First, you need to create the DSL artifact using Maven. Open your terminal or command prompt and navigate to the exp.engine.dsl.parent
directory. Then, run the following command:
cd exp.engine.dsl.parent
mvn install
Next, create the language server by navigating to the exp.engine.dsl.ide
directory and running Maven with the lang-server
profile:
cd exp.engine.dsl.parent/exp.engine.dsl.ide
mvn install -Plang-server
After building the language server, navigate to the target
directory and run the server using the following command:
cd exp.engine.dsl.parent/exp.engine.dsl.ide/target
java -jar exp.engine.dsl.ide-1.0.0-SNAPSHOT-ls.jar
You should see the following message indicating that the language server is running:
Welcome to Experiment LSP version 4.0 - Resolved
The EXP Language Server can be integrated with VS Code to support .exp
files.
First, install the necessary packages by navigating to the vs-code-ext
directory and running npm install
:
cd vs-code-ext
npm install
After installing the packages, build the extension. The generated files will be in the src/out
directory. Open the extension.js
script in VS Code:
code src/out/extension.js
Press F5
to run the extension. This will open a new VS Code window with the extension loaded.
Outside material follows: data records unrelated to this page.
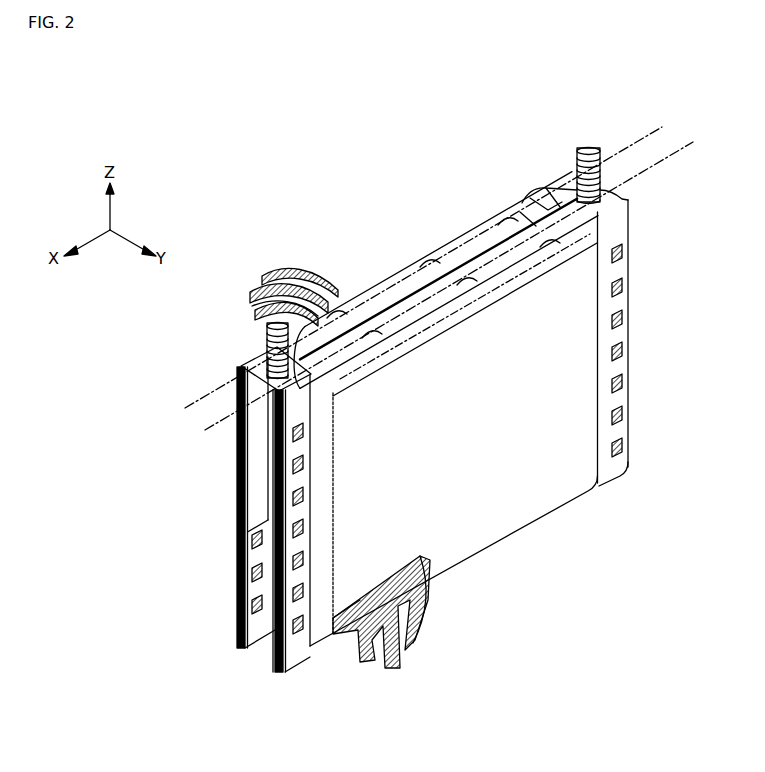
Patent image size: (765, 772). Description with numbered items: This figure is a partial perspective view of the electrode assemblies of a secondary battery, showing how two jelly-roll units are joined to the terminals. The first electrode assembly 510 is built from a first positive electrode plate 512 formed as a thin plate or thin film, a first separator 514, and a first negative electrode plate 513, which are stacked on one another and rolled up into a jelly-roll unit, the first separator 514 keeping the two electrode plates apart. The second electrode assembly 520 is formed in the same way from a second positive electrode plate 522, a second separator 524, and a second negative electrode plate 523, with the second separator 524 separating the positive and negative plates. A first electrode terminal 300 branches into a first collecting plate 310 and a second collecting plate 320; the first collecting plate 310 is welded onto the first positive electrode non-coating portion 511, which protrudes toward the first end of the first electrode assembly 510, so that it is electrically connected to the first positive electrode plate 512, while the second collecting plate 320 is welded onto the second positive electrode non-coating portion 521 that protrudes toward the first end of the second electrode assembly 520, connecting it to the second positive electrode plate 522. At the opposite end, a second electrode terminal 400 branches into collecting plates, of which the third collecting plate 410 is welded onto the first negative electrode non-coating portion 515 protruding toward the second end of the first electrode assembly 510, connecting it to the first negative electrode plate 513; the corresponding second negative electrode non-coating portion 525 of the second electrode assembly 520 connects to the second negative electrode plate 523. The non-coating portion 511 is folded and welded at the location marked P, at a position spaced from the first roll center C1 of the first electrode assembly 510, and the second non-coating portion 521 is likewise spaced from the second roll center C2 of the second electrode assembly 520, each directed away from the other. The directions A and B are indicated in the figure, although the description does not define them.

The first electrode terminal 300 is at (258, 338).
The first collecting plate 310 is at (238, 453).
The second collecting plate 320 is at (264, 484).
The second electrode terminal 400 is at (597, 147).
The third collecting plate 410 is at (548, 198).
The first electrode assembly 510 is at (481, 207).
The first positive electrode non-coating portion 511 is at (238, 633).
The first positive electrode plate 512 is at (257, 290).
The first negative electrode plate 513 is at (256, 323).
The first separator 514 is at (266, 270).
The first negative electrode non-coating portion 515 is at (575, 186).
The second electrode assembly 520 is at (533, 213).
The second positive electrode non-coating portion 521 is at (280, 672).
The second positive electrode plate 522 is at (398, 668).
The second negative electrode plate 523 is at (352, 650).
The second separator 524 is at (372, 660).
The second negative electrode non-coating portion 525 is at (633, 231).
The folded and welded portion P is at (625, 318).
The first roll center C1 is at (661, 128).
The second roll center C2 is at (693, 146).
The direction A is at (408, 208).
The direction B is at (225, 541).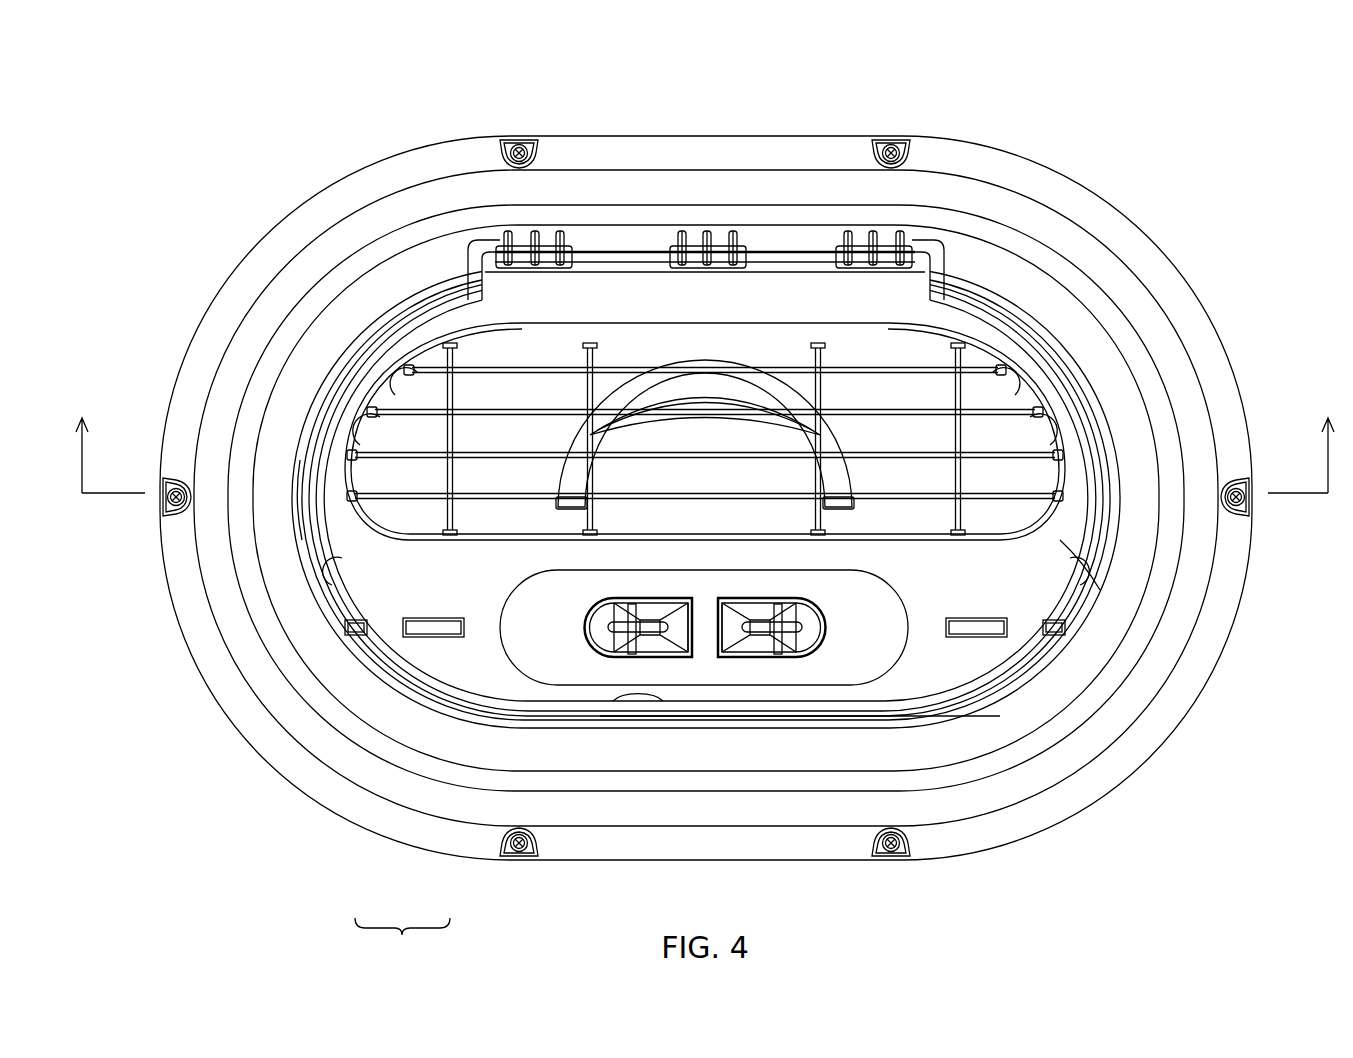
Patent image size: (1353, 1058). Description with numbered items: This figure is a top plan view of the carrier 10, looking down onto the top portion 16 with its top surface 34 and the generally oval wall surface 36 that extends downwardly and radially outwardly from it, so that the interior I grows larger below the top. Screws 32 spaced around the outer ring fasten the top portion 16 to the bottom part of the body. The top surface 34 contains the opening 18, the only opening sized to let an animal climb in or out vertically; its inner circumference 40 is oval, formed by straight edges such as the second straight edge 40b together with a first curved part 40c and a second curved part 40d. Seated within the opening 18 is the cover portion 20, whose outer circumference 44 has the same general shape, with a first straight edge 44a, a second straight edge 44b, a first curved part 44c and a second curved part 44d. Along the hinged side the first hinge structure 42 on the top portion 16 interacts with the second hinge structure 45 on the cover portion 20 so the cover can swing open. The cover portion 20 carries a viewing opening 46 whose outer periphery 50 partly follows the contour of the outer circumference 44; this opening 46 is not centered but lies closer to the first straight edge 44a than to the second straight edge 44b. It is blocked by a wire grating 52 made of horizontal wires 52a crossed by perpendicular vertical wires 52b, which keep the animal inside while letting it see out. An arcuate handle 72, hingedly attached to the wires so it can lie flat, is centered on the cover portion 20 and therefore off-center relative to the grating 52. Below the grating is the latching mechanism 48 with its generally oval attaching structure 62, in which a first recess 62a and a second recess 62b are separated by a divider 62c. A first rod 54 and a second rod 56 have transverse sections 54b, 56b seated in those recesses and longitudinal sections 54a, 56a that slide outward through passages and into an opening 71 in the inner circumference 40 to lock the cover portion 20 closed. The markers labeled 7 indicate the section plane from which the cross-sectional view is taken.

The carrier 10 is at (993, 112).
The top portion 16 is at (1125, 220).
The opening 18 is at (1095, 425).
The cover portion 20 is at (407, 367).
The screws 32 is at (519, 140).
The top surface 34 is at (982, 285).
The wall surface 36 is at (343, 803).
The inner circumference 40 is at (1090, 487).
The second straight edge 40b is at (640, 696).
The first curved part 40c is at (1090, 585).
The second curved part 40d is at (345, 592).
The first hinge structure 42 is at (765, 252).
The outer circumference 44 is at (1050, 335).
The first straight edge 44a is at (800, 263).
The second straight edge 44b is at (800, 716).
The first curved part 44c is at (1118, 556).
The second curved part 44d is at (296, 505).
The second hinge structure 45 is at (505, 240).
The opening 46 is at (370, 422).
The latching mechanism 48 is at (1002, 722).
The outer periphery 50 is at (358, 392).
The wire grating 52 is at (402, 940).
The horizontal wires 52a is at (492, 503).
The vertical wires 52b is at (455, 542).
The first rod 54 is at (430, 618).
The longitudinal section 54a is at (362, 620).
The transverse section 54b is at (612, 625).
The second rod 56 is at (1003, 637).
The longitudinal section 56a is at (1050, 620).
The transverse section 56b is at (795, 625).
The attaching structure 62 is at (870, 612).
The first recess 62a is at (805, 637).
The second recess 62b is at (597, 630).
The divider 62c is at (705, 618).
The opening 71 is at (355, 637).
The handle 72 is at (722, 368).
The section line 7 is at (706, 438).
The interior I is at (483, 390).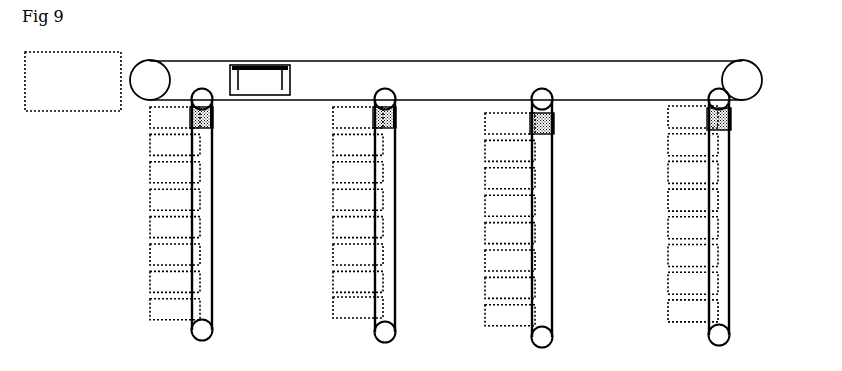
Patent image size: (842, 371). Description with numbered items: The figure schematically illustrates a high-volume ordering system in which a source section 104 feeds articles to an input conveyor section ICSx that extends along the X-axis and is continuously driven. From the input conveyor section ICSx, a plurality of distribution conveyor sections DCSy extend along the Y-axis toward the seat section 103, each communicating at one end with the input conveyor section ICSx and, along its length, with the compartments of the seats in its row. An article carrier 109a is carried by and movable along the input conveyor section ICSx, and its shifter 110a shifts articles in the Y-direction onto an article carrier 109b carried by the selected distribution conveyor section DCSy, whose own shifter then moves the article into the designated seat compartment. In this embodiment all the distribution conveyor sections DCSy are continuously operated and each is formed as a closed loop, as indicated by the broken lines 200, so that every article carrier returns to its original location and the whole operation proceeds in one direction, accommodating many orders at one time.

The source section 104 is at (95, 112).
The seat section 103 is at (150, 179).
The article carrier 109a is at (238, 66).
The article carrier 109b is at (214, 110).
The shifter 110a is at (290, 73).
The broken lines 200 is at (213, 213).
The input conveyor section ICSx is at (520, 101).
The distribution conveyor section DCSy is at (213, 260).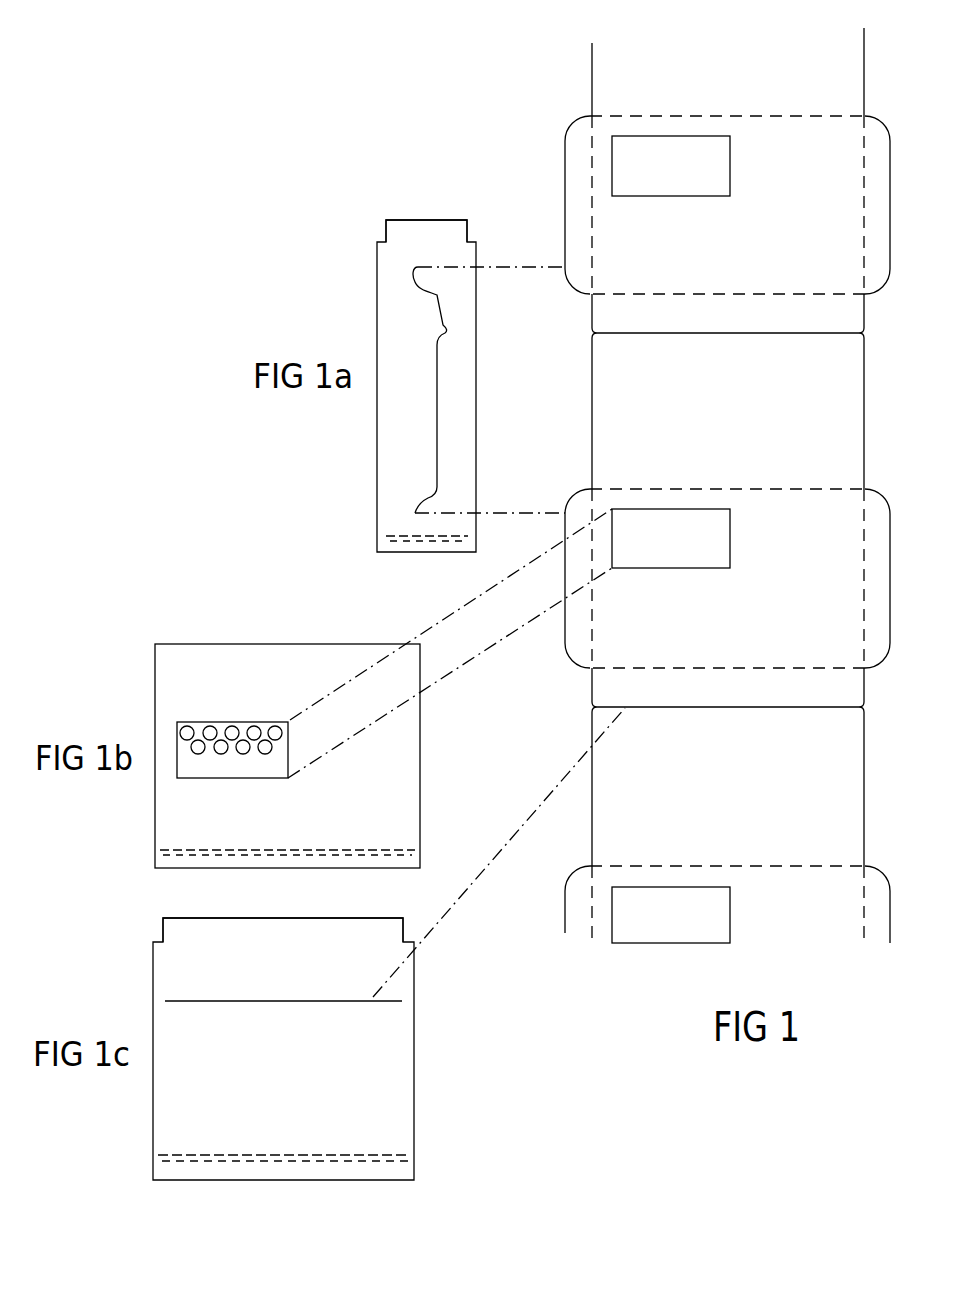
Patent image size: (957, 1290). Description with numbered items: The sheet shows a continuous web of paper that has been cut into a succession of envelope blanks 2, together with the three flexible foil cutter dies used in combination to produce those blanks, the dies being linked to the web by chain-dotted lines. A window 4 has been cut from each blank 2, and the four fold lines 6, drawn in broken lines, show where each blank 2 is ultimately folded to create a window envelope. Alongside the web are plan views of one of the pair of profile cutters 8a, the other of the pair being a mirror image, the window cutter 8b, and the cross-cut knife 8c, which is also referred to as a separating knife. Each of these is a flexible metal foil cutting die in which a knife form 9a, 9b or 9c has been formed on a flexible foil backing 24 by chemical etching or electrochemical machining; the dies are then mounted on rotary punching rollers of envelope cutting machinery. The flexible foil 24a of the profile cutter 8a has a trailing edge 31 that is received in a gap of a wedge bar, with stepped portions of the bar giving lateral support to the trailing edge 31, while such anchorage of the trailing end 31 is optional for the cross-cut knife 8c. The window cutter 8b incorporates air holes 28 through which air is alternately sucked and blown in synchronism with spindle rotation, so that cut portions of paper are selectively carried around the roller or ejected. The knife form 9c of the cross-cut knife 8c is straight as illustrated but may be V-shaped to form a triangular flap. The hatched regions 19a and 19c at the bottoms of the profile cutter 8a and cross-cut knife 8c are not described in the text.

Note: Make sure the language server is running in a separate process.
To test the extension, create a new file with the .exp
extension and write some DSL code. The VS Code extension should provide syntax highlighting, code completion, and other language features for the EXP DSL.
- Open Command Prompt or PowerShell.
- Follow the Building the Language Server and Running the Language Server steps.
- For the VS Code extension, open a new Command Prompt or PowerShell window and follow the Building the VS Code Extension and Running the VS Code Extension steps.
- Open a terminal.
- Follow the Building the Language Server and Running the Language Server steps.
- For the VS Code extension, open a new terminal window and follow the Building the VS Code Extension and Running the VS Code Extension steps.
- Open a terminal.
- Follow the Building the Language Server and Running the Language Server steps.
- For the VS Code extension, open a new terminal window and follow the Building the VS Code Extension and Running the VS Code Extension steps.
By following these instructions, you should be able to set up and run the ExpEngine, EXP Language Server and VS Code extension on Windows, Linux, and macOS. If you encounter any issues, please refer to the respective documentation for Maven, Java, and Node.js, or seek assistance from the community.